The arrays are sorted in numeric uint32 order (xip[i] <= xip[i+1] in
unsigned sense), which is a total order—not wraparound-aware. Therefore,
the modular interval we want to remove may appear as one or two numeric
blocks in the sorted array.

Let boundary = xmin - 2^31 (mod 2^32). The modular interval [boundary, xmin)
contains all XIDs to remove (half-open: xmin itself is kept, matching
NormalTransactionIdPrecedes). Where does it appear in the numerically sorted
array?

Case A: (uint32)boundary <= (uint32)xmin (numeric no wrap)
  Example: xmin = 3,000,000,000
           boundary = 3,000,000,000 - 2,147,483,648 = 852,516,352

  Here, (uint32)boundary < (uint32)xmin, so the interval does not cross
  0 numerically. In the sorted array, XIDs to remove form one contiguous
  block: [idx_boundary, idx_xmin).

  Array layout:
    [... keep ...][=== remove ===][... keep ...]
    0 ............ idx_boundary ... idx_xmin ...... n

  Action: Keep prefix [0, idx_boundary) and suffix [idx_xmin, n).

Case B: (uint32)boundary > (uint32)xmin (numeric wrap)
  Example: xmin = 100
           boundary = 100 - 2^31 (mod 2^32) = 2,147,483,748

  Since (uint32)boundary > (uint32)xmin, the interval wraps through 0
  numerically. In the sorted array, XIDs to remove form two blocks:
  [0, idx_xmin) and [idx_boundary, n).

  Array layout:
    [= remove =][... keep ...][= remove =]
    0 ......... idx_xmin .... idx_boundary ......... n

  Action: Keep only the middle [idx_xmin, idx_boundary).

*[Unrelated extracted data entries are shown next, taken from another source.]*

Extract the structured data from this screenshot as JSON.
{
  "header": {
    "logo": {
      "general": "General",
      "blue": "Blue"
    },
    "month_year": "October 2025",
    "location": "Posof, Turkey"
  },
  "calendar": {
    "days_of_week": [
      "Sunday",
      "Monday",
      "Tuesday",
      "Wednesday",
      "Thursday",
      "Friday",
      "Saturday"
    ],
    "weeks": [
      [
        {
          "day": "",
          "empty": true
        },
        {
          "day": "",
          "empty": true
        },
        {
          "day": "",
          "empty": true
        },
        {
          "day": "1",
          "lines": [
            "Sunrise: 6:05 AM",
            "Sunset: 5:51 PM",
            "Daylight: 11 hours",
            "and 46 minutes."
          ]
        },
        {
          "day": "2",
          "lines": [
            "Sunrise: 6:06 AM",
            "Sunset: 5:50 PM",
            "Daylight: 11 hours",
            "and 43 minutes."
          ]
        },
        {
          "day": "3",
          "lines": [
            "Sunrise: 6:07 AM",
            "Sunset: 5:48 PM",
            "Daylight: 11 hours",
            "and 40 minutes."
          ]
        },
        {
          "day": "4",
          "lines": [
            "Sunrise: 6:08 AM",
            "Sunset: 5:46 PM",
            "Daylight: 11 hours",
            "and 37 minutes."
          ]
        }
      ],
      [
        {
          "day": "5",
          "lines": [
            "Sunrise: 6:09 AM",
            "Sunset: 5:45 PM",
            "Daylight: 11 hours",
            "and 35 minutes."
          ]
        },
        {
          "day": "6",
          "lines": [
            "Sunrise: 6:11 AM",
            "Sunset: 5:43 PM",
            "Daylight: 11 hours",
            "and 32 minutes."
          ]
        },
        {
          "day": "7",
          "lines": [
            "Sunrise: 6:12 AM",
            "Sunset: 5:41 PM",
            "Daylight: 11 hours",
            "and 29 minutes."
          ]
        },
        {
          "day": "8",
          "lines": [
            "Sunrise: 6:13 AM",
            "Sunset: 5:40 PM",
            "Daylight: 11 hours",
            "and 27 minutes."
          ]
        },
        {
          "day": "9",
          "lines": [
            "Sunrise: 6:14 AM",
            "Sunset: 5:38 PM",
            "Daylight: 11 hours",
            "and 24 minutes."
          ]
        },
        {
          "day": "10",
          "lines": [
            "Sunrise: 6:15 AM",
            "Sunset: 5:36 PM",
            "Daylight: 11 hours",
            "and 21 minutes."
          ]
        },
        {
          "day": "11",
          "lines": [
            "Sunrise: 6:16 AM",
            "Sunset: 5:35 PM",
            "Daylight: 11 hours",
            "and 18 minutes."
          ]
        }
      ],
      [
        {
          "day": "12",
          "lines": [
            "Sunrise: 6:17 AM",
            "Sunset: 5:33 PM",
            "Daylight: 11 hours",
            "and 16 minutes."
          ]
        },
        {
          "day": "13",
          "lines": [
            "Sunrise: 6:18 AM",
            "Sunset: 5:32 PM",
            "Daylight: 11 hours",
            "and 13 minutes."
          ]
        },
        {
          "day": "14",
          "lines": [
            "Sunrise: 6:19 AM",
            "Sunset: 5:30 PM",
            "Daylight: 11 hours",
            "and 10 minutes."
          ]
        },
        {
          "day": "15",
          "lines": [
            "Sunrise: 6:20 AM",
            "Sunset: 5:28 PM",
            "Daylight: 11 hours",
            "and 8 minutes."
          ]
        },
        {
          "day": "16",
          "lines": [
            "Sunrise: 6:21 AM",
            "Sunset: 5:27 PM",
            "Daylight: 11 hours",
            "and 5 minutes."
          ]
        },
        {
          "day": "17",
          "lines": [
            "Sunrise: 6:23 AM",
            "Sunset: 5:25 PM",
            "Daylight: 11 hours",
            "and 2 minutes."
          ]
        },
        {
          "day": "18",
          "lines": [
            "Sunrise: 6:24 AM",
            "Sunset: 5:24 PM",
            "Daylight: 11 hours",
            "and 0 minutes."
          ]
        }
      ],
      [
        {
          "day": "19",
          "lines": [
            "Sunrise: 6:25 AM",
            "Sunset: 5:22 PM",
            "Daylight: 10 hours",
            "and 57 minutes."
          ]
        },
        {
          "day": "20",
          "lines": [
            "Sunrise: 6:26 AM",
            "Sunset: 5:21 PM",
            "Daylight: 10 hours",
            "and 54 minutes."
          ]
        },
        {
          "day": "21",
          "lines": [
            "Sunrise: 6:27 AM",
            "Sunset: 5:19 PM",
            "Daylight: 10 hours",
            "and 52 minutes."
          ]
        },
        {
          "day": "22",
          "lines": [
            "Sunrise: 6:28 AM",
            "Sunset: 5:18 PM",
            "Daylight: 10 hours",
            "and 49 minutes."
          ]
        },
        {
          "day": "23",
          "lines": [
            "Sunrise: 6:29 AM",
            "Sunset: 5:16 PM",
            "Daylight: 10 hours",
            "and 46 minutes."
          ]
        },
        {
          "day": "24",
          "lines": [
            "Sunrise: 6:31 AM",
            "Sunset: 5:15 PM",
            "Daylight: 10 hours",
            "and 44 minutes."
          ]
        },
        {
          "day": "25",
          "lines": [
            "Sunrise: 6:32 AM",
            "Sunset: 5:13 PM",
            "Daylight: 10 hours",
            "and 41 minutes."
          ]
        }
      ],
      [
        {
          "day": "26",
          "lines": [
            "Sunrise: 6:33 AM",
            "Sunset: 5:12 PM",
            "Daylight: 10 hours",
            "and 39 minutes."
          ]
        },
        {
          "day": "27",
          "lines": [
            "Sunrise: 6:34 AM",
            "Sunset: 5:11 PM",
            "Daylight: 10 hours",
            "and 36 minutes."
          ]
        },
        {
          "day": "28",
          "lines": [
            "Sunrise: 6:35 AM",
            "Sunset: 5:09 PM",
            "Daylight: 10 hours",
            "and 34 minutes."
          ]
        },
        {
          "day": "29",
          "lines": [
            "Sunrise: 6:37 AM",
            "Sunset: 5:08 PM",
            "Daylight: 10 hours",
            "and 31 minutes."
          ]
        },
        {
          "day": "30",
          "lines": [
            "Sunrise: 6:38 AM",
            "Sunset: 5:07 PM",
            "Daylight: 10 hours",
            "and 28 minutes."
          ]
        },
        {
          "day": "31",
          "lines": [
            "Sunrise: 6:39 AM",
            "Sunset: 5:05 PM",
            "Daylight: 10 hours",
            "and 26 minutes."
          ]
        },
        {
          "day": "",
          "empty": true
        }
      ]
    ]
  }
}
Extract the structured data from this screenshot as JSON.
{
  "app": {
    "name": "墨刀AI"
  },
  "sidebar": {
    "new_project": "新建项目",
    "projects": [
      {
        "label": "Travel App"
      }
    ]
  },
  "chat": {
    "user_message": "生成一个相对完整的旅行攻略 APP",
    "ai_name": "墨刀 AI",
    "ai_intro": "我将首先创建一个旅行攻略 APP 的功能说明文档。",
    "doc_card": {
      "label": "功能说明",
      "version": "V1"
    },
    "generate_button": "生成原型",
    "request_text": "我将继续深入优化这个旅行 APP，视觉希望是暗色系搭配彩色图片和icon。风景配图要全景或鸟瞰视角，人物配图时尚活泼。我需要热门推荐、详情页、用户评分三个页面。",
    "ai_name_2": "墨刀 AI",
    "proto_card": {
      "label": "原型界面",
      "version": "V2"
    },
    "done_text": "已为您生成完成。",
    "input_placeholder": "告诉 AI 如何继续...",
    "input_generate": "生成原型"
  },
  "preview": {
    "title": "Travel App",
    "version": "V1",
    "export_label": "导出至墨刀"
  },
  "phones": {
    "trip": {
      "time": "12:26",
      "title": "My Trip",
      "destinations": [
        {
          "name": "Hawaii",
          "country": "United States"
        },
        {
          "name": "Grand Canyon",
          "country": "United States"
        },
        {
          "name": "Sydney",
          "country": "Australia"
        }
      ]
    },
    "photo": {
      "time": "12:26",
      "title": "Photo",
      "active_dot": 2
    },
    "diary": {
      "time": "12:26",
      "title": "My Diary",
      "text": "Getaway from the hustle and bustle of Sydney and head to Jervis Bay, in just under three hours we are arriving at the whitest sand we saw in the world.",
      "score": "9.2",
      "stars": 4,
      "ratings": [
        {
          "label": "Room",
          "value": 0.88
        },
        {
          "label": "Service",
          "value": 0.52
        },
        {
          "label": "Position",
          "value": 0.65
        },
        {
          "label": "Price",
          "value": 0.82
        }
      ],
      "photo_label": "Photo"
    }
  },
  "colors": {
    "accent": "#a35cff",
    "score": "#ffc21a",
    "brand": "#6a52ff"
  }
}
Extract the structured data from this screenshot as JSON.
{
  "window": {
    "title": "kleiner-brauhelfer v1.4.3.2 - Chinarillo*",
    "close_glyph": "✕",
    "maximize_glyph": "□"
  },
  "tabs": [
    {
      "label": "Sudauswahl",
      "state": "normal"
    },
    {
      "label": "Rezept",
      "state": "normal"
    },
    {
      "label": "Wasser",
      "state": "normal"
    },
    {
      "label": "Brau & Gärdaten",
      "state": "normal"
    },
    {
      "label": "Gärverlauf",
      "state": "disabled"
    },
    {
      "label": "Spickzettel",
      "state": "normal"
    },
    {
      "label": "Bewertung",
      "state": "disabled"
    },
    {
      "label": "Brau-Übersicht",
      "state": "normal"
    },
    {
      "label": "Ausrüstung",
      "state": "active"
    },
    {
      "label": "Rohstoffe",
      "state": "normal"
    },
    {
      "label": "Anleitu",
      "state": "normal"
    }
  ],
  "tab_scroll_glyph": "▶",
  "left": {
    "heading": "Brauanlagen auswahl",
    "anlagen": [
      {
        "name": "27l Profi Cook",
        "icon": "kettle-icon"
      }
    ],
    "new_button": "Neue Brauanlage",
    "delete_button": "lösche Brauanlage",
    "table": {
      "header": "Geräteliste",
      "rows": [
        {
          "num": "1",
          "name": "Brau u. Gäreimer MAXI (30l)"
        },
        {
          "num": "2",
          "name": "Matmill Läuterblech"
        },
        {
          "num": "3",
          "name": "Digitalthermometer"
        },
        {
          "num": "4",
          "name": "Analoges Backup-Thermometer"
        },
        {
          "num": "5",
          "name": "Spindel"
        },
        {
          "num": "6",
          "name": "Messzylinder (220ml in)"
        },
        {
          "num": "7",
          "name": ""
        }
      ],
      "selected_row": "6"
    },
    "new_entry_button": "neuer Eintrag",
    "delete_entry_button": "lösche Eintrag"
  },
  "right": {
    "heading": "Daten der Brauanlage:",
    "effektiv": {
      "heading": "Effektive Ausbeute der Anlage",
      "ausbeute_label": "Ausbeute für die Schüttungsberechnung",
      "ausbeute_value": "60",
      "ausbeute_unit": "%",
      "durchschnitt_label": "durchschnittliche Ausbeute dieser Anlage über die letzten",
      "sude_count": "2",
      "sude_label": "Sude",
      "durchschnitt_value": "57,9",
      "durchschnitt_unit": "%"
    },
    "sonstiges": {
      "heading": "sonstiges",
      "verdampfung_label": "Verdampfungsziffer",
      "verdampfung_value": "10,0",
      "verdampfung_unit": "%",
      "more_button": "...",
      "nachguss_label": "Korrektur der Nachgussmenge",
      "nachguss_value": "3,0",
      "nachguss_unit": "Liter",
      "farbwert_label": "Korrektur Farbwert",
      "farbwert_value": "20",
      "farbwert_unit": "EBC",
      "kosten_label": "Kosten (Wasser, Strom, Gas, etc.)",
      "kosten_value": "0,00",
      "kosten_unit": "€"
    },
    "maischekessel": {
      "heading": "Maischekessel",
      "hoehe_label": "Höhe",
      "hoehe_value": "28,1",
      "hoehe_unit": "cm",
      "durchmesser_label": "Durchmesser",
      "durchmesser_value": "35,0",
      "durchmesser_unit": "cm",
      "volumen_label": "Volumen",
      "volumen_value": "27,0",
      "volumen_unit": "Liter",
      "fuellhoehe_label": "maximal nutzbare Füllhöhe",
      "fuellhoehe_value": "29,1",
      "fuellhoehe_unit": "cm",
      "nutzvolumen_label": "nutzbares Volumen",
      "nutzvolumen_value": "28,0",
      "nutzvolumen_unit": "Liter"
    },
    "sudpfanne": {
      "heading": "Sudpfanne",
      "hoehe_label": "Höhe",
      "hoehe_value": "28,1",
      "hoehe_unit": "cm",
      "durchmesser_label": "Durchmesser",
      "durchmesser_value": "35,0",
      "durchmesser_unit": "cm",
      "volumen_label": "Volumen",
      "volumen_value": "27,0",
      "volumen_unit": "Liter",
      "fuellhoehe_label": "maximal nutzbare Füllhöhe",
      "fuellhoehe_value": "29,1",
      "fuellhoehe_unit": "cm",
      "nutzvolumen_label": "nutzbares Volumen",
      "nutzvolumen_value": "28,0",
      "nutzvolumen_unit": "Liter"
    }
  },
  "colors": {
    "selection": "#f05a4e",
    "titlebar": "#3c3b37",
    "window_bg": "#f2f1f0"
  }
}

Note: Case B often occurs when xmin is "small" (e.g., right after
startup), making xmin - 2^31 wrap numerically. This is purely about
positions in the numeric order; it does not imply the cluster has
"wrapped" XIDs operationally.

In both cases, we locate idx_boundary and idx_xmin using binary search
in O(log n) time, then use one memmove to compact

The algorithm:
1. Compute boundary = xmin - 2^31
2. Binary search for idx_boundary (first index with xip[i] >= boundary)
3. Binary search for idx_xmin (first index with xip[i] >= xmin)
4. Use memmove to compact based on case A or B above

Benefits
--------

1. Performance: O(log n) binary search vs O(n) linear scan
2. Memory: No workspace allocation needed
3. Simplicity: One memmove instead of allocate + two copies + free

The same logic is applied to both committed.xip and catchange.xip arrays.

Faster binary search
--------

While faster binary search variants exist, the current code already
introduces more complexity than the original. It’s uncertain that
further optimization would deliver a meaningful performance gain.

Best,
Xuneng